Small and medium-sized enterprises (SMEs) and innovation — not large corporations and capitalists — are what should drive Taiwan’s next-generation economy, Democratic Progressive Party (DPP) Chairperson Tsai Ing-wen (蔡英文) said in an interview published online yesterday, warning that the nation’s economic development can not afford to favor the rich and the powerful anymore.
In an interview with the Chinese-language Common Wealth magazine that touched upon the issues of the proposed free economic pilot zones and free trade, Tsai highlighted the urgency for Taiwan to develop a new economic model for prosperity and President Ma Ying-jeou’s (馬英九) administration’s fallacious economic policy scheme.
“The primary force that drives the next-generation economy would be SMEs rather than large businesses; innovationists rather than capitalists. Knowledge and innovation will be far more important than capitals, and Taiwan’s economic development should not favor only the rich and capitalists anymore,” she said.
The nation’s economy depends highly on exports and should be transformed into one where global outreach and domestic consumption are balanced, she said, adding that the most important aspect of the government policy would be job creation.
Innovation, employment and a fair distribution of wealth will be the three dimensions the next administration must address, she added.

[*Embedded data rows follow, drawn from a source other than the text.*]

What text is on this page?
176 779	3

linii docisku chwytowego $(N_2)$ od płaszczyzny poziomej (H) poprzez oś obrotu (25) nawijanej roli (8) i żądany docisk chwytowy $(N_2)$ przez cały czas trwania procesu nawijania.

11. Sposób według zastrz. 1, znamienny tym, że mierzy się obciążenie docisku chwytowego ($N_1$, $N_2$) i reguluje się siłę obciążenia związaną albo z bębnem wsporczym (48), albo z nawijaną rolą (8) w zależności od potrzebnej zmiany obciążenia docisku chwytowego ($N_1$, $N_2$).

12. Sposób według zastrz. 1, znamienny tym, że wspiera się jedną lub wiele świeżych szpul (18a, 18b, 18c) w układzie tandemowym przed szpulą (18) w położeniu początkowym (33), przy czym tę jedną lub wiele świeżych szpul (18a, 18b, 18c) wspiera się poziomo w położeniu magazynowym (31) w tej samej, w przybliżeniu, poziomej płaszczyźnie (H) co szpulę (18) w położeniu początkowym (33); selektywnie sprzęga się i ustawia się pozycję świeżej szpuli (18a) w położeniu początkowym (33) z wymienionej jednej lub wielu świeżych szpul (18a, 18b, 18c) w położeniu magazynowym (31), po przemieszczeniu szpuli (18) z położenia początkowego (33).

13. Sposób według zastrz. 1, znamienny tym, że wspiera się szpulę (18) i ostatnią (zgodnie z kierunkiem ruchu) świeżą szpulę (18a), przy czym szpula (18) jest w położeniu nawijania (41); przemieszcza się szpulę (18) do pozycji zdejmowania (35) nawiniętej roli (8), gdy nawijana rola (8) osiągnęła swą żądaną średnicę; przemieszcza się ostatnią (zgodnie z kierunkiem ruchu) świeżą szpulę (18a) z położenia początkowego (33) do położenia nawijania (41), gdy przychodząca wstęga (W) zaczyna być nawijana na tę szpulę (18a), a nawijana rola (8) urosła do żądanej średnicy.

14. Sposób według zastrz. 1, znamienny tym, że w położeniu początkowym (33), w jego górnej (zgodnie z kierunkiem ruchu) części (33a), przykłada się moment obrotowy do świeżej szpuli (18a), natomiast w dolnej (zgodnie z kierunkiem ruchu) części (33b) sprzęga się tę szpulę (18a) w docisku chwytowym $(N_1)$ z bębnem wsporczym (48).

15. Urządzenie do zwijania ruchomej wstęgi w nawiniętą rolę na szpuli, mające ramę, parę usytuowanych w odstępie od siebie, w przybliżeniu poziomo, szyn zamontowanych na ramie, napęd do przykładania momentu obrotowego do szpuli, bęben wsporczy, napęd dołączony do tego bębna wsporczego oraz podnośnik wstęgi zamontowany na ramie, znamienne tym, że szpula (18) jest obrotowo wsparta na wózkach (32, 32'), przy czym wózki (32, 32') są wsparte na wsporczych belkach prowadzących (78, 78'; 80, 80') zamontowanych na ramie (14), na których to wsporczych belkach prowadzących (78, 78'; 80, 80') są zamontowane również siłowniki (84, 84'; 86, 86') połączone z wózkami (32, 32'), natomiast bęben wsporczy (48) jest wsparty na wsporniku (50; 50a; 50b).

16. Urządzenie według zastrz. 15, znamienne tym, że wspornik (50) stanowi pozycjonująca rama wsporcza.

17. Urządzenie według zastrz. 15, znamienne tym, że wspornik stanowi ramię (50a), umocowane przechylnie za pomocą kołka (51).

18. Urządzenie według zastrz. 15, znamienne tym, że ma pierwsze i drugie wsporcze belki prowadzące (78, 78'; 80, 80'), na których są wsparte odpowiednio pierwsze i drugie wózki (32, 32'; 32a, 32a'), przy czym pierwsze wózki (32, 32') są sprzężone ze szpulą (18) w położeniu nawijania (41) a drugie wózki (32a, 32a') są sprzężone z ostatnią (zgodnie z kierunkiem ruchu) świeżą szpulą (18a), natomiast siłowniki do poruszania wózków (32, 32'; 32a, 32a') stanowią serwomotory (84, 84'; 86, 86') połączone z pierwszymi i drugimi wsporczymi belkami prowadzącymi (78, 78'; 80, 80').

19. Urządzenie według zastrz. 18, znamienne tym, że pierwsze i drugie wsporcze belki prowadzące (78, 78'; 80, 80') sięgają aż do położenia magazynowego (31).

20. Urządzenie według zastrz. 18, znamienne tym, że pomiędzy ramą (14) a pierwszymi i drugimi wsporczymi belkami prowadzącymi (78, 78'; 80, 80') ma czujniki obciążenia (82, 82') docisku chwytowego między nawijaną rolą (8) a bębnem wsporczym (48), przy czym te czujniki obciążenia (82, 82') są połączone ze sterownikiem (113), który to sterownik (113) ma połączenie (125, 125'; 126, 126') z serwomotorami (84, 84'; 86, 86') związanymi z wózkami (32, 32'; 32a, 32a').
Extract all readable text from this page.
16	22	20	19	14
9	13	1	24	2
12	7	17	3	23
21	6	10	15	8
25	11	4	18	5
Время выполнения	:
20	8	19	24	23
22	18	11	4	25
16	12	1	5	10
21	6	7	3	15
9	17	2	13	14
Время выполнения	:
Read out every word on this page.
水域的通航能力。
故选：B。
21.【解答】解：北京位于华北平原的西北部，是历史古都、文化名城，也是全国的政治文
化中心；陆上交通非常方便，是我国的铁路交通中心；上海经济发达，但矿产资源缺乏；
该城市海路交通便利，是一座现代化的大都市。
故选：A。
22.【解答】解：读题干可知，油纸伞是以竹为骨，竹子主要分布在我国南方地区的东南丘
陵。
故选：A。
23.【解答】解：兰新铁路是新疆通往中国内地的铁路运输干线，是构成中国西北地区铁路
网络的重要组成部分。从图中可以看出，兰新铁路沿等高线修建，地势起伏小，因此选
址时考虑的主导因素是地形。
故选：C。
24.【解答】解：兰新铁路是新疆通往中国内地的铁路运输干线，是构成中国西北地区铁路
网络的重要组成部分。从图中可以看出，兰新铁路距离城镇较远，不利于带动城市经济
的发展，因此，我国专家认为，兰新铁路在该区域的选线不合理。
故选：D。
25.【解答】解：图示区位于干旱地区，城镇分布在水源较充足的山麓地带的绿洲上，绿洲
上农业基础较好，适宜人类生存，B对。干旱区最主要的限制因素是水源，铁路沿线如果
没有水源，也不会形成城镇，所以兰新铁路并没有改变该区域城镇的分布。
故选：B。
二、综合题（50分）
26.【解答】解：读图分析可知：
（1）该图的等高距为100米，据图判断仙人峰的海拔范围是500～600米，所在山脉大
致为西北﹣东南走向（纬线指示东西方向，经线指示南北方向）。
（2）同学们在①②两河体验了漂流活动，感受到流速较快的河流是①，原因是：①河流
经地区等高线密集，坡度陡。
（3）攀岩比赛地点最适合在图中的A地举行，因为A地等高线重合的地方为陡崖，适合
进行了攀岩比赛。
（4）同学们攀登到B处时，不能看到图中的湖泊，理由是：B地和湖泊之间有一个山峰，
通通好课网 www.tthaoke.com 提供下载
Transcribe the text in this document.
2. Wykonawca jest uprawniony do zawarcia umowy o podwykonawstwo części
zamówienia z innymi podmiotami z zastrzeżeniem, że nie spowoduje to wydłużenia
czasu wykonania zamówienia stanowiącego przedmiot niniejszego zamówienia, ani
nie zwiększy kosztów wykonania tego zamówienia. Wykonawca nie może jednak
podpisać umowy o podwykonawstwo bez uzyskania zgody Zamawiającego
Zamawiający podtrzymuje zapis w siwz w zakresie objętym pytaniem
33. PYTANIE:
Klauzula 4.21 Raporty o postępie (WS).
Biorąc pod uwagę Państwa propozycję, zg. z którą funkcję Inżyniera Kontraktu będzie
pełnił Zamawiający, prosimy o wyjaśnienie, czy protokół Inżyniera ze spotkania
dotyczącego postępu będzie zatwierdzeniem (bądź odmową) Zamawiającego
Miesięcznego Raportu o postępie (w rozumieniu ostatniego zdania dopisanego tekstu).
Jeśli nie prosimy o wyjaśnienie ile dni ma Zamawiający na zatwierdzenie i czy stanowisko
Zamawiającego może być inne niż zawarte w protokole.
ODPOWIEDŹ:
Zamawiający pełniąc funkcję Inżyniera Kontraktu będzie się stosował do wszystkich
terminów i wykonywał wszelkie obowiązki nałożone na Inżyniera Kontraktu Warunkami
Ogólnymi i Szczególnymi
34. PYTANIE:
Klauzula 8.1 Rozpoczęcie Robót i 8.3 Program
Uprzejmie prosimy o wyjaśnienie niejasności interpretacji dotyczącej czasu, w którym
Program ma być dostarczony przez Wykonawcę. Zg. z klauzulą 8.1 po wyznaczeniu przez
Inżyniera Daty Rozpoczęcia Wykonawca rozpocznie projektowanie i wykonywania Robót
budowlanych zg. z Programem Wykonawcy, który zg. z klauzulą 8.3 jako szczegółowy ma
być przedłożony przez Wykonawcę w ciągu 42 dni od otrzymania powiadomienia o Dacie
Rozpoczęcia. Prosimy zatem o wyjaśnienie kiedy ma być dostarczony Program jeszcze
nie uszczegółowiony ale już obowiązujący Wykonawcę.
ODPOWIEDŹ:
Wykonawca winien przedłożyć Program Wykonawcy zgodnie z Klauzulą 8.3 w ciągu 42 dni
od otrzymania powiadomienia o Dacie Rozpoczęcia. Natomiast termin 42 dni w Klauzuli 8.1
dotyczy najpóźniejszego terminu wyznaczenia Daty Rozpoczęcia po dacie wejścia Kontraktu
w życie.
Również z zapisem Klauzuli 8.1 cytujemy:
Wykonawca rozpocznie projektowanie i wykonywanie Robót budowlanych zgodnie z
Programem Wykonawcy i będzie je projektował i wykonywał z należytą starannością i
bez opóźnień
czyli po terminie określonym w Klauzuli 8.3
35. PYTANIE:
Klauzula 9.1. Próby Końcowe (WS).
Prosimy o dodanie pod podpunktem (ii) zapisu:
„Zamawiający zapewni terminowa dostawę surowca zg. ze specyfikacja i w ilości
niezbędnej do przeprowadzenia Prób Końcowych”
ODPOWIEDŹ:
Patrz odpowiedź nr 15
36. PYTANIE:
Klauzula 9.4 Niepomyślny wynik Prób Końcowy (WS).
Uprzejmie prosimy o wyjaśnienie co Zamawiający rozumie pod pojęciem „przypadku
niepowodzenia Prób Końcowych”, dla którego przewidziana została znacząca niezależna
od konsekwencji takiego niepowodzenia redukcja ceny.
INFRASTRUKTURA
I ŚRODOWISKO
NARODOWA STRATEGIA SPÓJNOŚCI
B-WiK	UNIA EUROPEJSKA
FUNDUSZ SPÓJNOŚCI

Asked about some people’s image of the DPP as anti-commercialist and anti-free trade, Tsai said that the party is not against free trade and liberal economy, but opposes the Ma administration’s attempt to define it with oversimplified logic, such as painting the DPP as isolationists and the Chinese Nationalist Party (KMT) as a party that embraces liberalization.
For example, the DPP is not opposed to the free economic pilot zones project, but believes that it should not create set of unequal rules inside and outside of the zones, she said, adding that the government should not go too far in implementing deregulation because it would lead to chaotic management.
While the DPP agrees that the project might be workable, Tsai said her party favored the project in only a handful of regions and the opening of specific sectors, adding that the DPP hoped to revamp the entire plan.
Ma and the KMT’s rationale in the project is fairly simple: It assumes that more liberalization brings more prosperity, she said.
However, it will take comprehensive reform to help the nation restart the stagnated economy with reform on education and industrial upgrades, Tsai said.
Asked about the level of support for the pilot zones project among two DPP mayors, Greater Kaohsiung Mayor Chen Chu (陳菊) and Greater Tainan Mayor William Lai (賴清德), Tsai said that Chen only supports a pilot zone in Greater Kaohsiung for the financial sector.
Tsai said Lai questioned the project and said that the free-trade zone for Greater Tainan’s Port of Anping (安平) was good enough and the pilot zones were not necessary.